Hannes Rieger, head of research and development at Oftering, Austria-based Elmet Elastomere Produktions und Dienstleistungs GmbH, a mold maker and LSR mixing and dosing equipment producer, prepared the presentation, which was given by Francois De Buyl, R&D and technical service and development manager at Midland, Mich.-based Dow Silicones.
LSR matrix lenses with integrated optical lens and light guide functions were first produced by Lippstadt, Germany-based Hella GmbH & Co. KG on the 2016 Mercedes-Benz E-Class car and later on the Porsche Panamera, molded by Nuremberg, Germany-based Optoflux GmbH with 84 light guides in three rows.
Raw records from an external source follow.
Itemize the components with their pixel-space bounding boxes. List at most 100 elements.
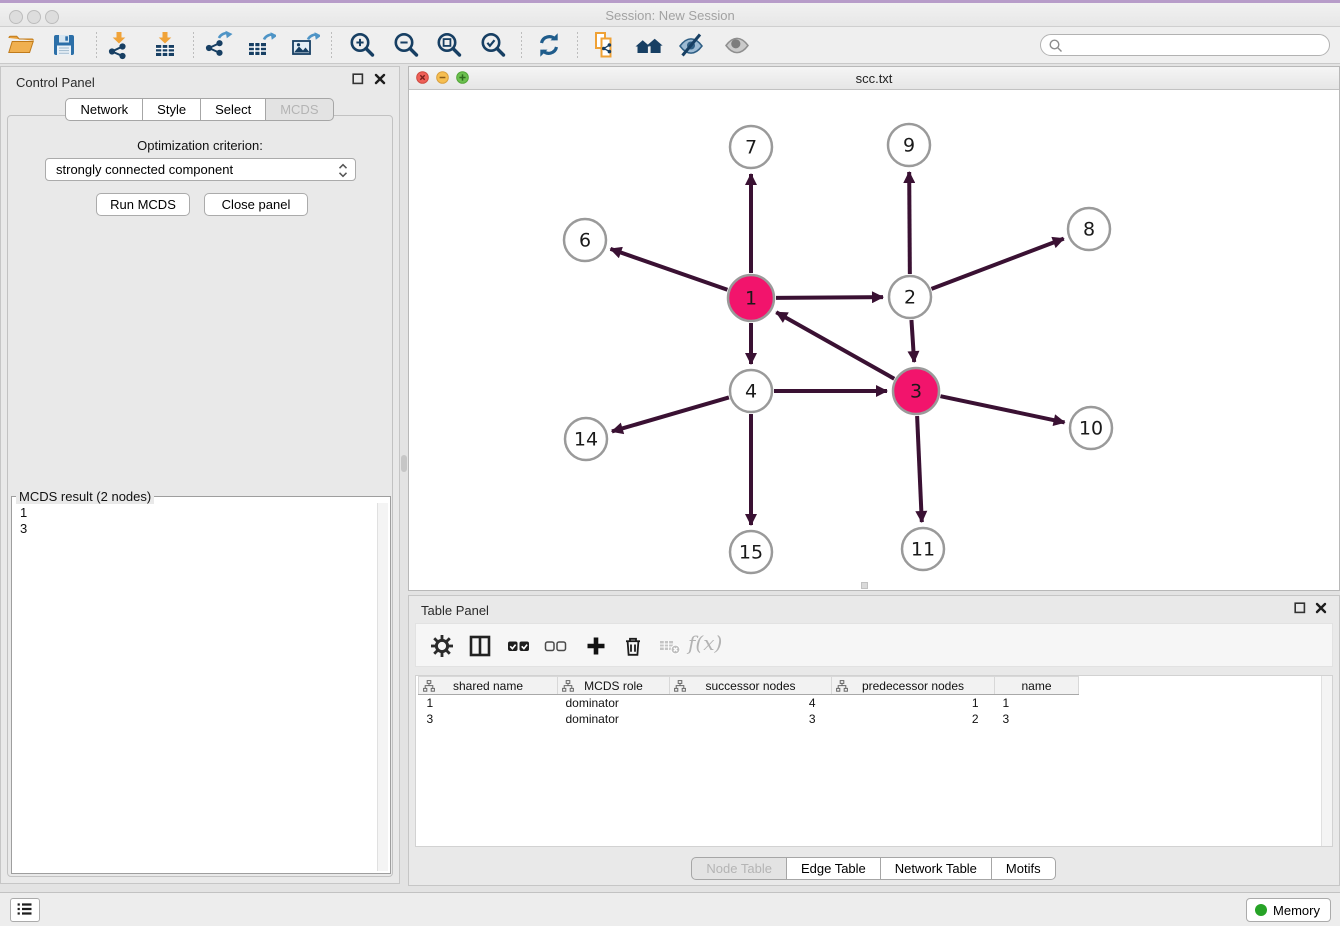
table-scrollbar[interactable] [1321,676,1332,846]
close-panel-action-button[interactable]: Close panel [204,193,308,216]
table-cell[interactable]: dominator [558,695,670,712]
float-icon [352,73,364,85]
tab-network-table[interactable]: Network Table [880,857,992,880]
refresh-view-button[interactable] [534,30,564,60]
table-settings-button[interactable] [429,635,455,659]
duplicate-network-view-button[interactable] [590,30,620,60]
tab-node-table[interactable]: Node Table [691,857,787,880]
result-scrollbar[interactable] [377,503,388,871]
graph-node-label: 10 [1079,418,1103,440]
column-header-successor-nodes[interactable]: successor nodes [670,677,832,695]
table-cell[interactable]: 3 [670,711,832,727]
column-header-predecessor-nodes[interactable]: predecessor nodes [832,677,995,695]
import-network-button[interactable] [104,30,134,60]
save-session-button[interactable] [49,30,79,60]
open-file-button[interactable] [6,30,36,60]
graph-node-label: 9 [903,135,915,157]
table-cell[interactable]: 2 [832,711,995,727]
trash-icon [622,635,644,657]
optimization-criterion-label: Optimization criterion: [1,138,399,153]
graph-edge-2-9[interactable] [909,172,910,274]
graph-node-label: 3 [910,381,922,403]
float-table-panel-button[interactable] [1293,602,1307,616]
graph-edge-2-8[interactable] [932,239,1064,289]
delete-column-button[interactable] [620,635,646,659]
home-views-button[interactable] [634,30,664,60]
tab-style[interactable]: Style [142,98,201,121]
houses-icon [634,30,664,60]
zoom-selected-button[interactable] [478,30,508,60]
delete-table-button [657,635,683,659]
node-table-area: shared nameMCDS rolesuccessor nodesprede… [415,675,1333,847]
hide-selected-button[interactable] [676,30,706,60]
unchecked-boxes-icon [544,635,568,657]
tab-edge-table[interactable]: Edge Table [786,857,881,880]
window-title: Session: New Session [0,8,1340,23]
tab-select[interactable]: Select [200,98,266,121]
memory-button[interactable]: Memory [1246,898,1331,922]
graph-node-label: 2 [904,287,916,309]
search-input[interactable] [1065,36,1323,56]
table-cell[interactable]: 3 [419,711,558,727]
zoom-fit-button[interactable] [434,30,464,60]
window-titlebar: Session: New Session [0,0,1340,27]
close-panel-button[interactable] [373,73,387,87]
control-panel-tabs: NetworkStyleSelectMCDS [1,98,399,121]
graph-edge-2-3[interactable] [911,320,914,362]
select-all-columns-button[interactable] [506,635,532,659]
graph-edge-4-14[interactable] [612,397,729,431]
toolbar-separator [96,32,97,58]
add-column-button[interactable] [583,635,609,659]
mcds-result-line: 1 [20,505,370,521]
column-header-shared-name[interactable]: shared name [419,677,558,695]
tab-motifs[interactable]: Motifs [991,857,1056,880]
zoom-in-button[interactable] [347,30,377,60]
close-icon [374,73,386,85]
search-icon [1048,38,1063,53]
tab-network[interactable]: Network [65,98,143,121]
import-network-icon [104,30,134,60]
table-cell[interactable]: 1 [995,695,1079,712]
table-cell[interactable]: 1 [832,695,995,712]
export-table-icon [246,30,276,60]
table-cell[interactable]: dominator [558,711,670,727]
graph-node-label: 14 [574,429,598,451]
network-canvas[interactable]: 1234678910111415 [409,90,1339,590]
canvas-resize-handle[interactable] [861,582,868,589]
run-mcds-button[interactable]: Run MCDS [96,193,190,216]
graph-edge-3-1[interactable] [776,312,894,378]
graph-edge-3-10[interactable] [940,396,1064,422]
zoom-out-button[interactable] [391,30,421,60]
export-image-button[interactable] [290,30,320,60]
list-icon [15,899,35,919]
import-table-button[interactable] [150,30,180,60]
network-view-window: scc.txt 1234678910111415 [408,66,1340,591]
column-header-MCDS-role[interactable]: MCDS role [558,677,670,695]
graph-edge-3-11[interactable] [917,416,922,522]
tab-mcds[interactable]: MCDS [265,98,333,121]
table-cell[interactable]: 1 [419,695,558,712]
export-table-button[interactable] [246,30,276,60]
deselect-all-columns-button[interactable] [543,635,569,659]
close-table-panel-button[interactable] [1314,602,1328,616]
table-row[interactable]: 1dominator411 [419,695,1079,712]
split-columns-button[interactable] [467,635,493,659]
table-row[interactable]: 3dominator323 [419,711,1079,727]
graph-edge-1-2[interactable] [776,297,883,298]
graph-node-label: 11 [911,539,935,561]
table-cell[interactable]: 3 [995,711,1079,727]
export-network-button[interactable] [203,30,233,60]
divider-scroll-handle[interactable] [401,455,407,472]
application-window: Session: New Session [0,0,1340,926]
refresh-icon [534,30,564,60]
toolbar-separator [331,32,332,58]
checked-boxes-icon [507,635,531,657]
column-header-name[interactable]: name [995,677,1079,695]
show-all-button[interactable] [722,30,752,60]
task-history-button[interactable] [10,898,40,922]
graph-edge-1-6[interactable] [610,249,727,290]
search-field[interactable] [1040,34,1330,56]
float-panel-button[interactable] [351,73,365,87]
criterion-dropdown[interactable]: strongly connected component [45,158,356,181]
table-cell[interactable]: 4 [670,695,832,712]
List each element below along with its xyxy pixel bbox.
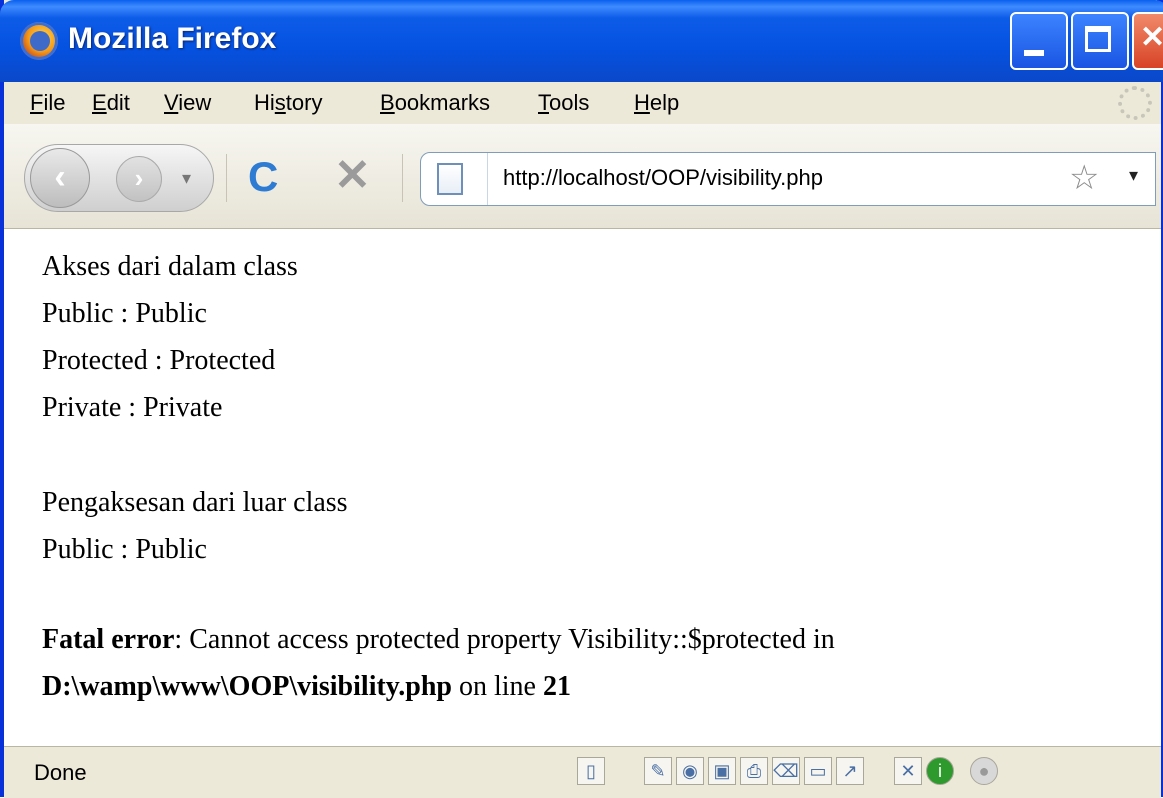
status-text: Done xyxy=(34,760,87,785)
url-divider xyxy=(487,153,488,205)
close-button[interactable] xyxy=(1132,12,1163,70)
menu-view[interactable]: View xyxy=(164,90,211,116)
page-content: Akses dari dalam class Public : Public P… xyxy=(4,229,1161,746)
menu-bookmarks[interactable]: Bookmarks xyxy=(380,90,490,116)
print-icon[interactable]: ⎙ xyxy=(740,757,768,785)
toolbar-divider xyxy=(226,154,227,202)
menu-edit[interactable]: Edit xyxy=(92,90,130,116)
url-input[interactable]: http://localhost/OOP/visibility.php xyxy=(503,165,823,191)
menu-file[interactable]: File xyxy=(30,90,65,116)
text-line: Public : Public xyxy=(42,298,207,329)
addon-icon[interactable]: ● xyxy=(970,757,998,785)
text-line: Protected : Protected xyxy=(42,345,276,376)
history-dropdown-icon[interactable]: ▾ xyxy=(182,168,191,189)
info-icon[interactable]: i xyxy=(926,757,954,785)
text-line: Pengaksesan dari luar class xyxy=(42,487,348,518)
window-title: Mozilla Firefox xyxy=(68,22,277,55)
url-bar[interactable]: http://localhost/OOP/visibility.php ☆ ▾ xyxy=(420,152,1156,206)
fatal-error-line: Fatal error: Cannot access protected pro… xyxy=(42,624,835,656)
forward-button[interactable]: › xyxy=(116,156,162,202)
back-button[interactable]: ‹ xyxy=(30,148,90,208)
eraser-icon[interactable]: ⌫ xyxy=(772,757,800,785)
title-bar[interactable]: Mozilla Firefox xyxy=(0,0,1163,82)
bookmark-star-icon[interactable]: ☆ xyxy=(1069,159,1099,197)
error-line-number: 21 xyxy=(542,671,571,702)
browser-window: Mozilla Firefox File Edit View History B… xyxy=(0,0,1163,798)
menu-help[interactable]: Help xyxy=(634,90,679,116)
reload-button[interactable]: C xyxy=(248,156,278,198)
error-message: : Cannot access protected property Visib… xyxy=(174,624,835,655)
text-line: Private : Private xyxy=(42,392,223,423)
edit-pencil-icon[interactable]: ✎ xyxy=(644,757,672,785)
error-line-text: on line xyxy=(451,671,543,702)
menu-bar: File Edit View History Bookmarks Tools H… xyxy=(4,82,1161,124)
stop-button[interactable]: ✕ xyxy=(334,154,371,198)
error-file-path: D:\wamp\www\OOP\visibility.php xyxy=(42,671,452,702)
text-line: Public : Public xyxy=(42,534,207,565)
graph-icon[interactable]: ↗ xyxy=(836,757,864,785)
menu-history[interactable]: History xyxy=(254,90,322,116)
menu-tools[interactable]: Tools xyxy=(538,90,589,116)
fatal-error-label: Fatal error xyxy=(42,624,175,655)
error-location-line: D:\wamp\www\OOP\visibility.php on line 2… xyxy=(42,671,571,703)
tools-icon[interactable]: ✕ xyxy=(894,757,922,785)
navigation-toolbar: ‹ › ▾ C ✕ http://localhost/OOP/visibilit… xyxy=(4,124,1161,229)
maximize-button[interactable] xyxy=(1071,12,1129,70)
status-bar: Done ▯ ✎ ◉ ▣ ⎙ ⌫ ▭ ↗ ✕ i ● xyxy=(4,746,1161,798)
toolbar-divider xyxy=(402,154,403,202)
text-line: Akses dari dalam class xyxy=(42,251,298,282)
page-icon xyxy=(437,163,463,195)
firefox-logo-icon xyxy=(20,22,58,60)
globe-icon[interactable]: ◉ xyxy=(676,757,704,785)
activity-throbber-icon xyxy=(1118,86,1152,120)
page-info-icon[interactable]: ▯ xyxy=(577,757,605,785)
minimize-button[interactable] xyxy=(1010,12,1068,70)
screen-icon[interactable]: ▭ xyxy=(804,757,832,785)
save-icon[interactable]: ▣ xyxy=(708,757,736,785)
url-dropdown-icon[interactable]: ▾ xyxy=(1129,165,1138,186)
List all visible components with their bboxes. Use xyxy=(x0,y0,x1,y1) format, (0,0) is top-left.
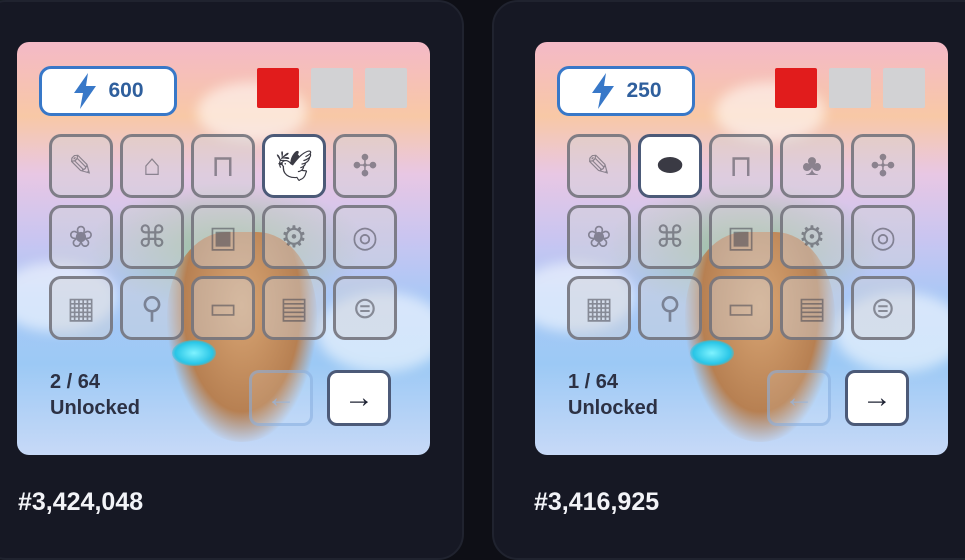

Meanwhile, advances in light control have enabled still fairly demanding, if not quite so complex, ADB matrix lens/lightguide parts with less than 84-pixel lightguide systems. These mostly two-row integrated high-beam and low-beam ADB lens/lightguide parts increasingly used as LSR optics have spread to other vehicles, with various examples seen in live demonstrations by injection molding machinery producers at various plastics industry trade fairs.
Such ADB optics now consist of 10-24 lightguides of 6-24 millimeters in length with four or more facets and with 2-15 mm thick out-coupling lens sections. Lightguide draft angles vary between 0.5º and 10º or more, Rieger said, pointing to stress-free demolding of such complex parts being facilitated with integrated side grip elements and use of vacuum end-of-arm tooling (EOAT) for part removal from the mold.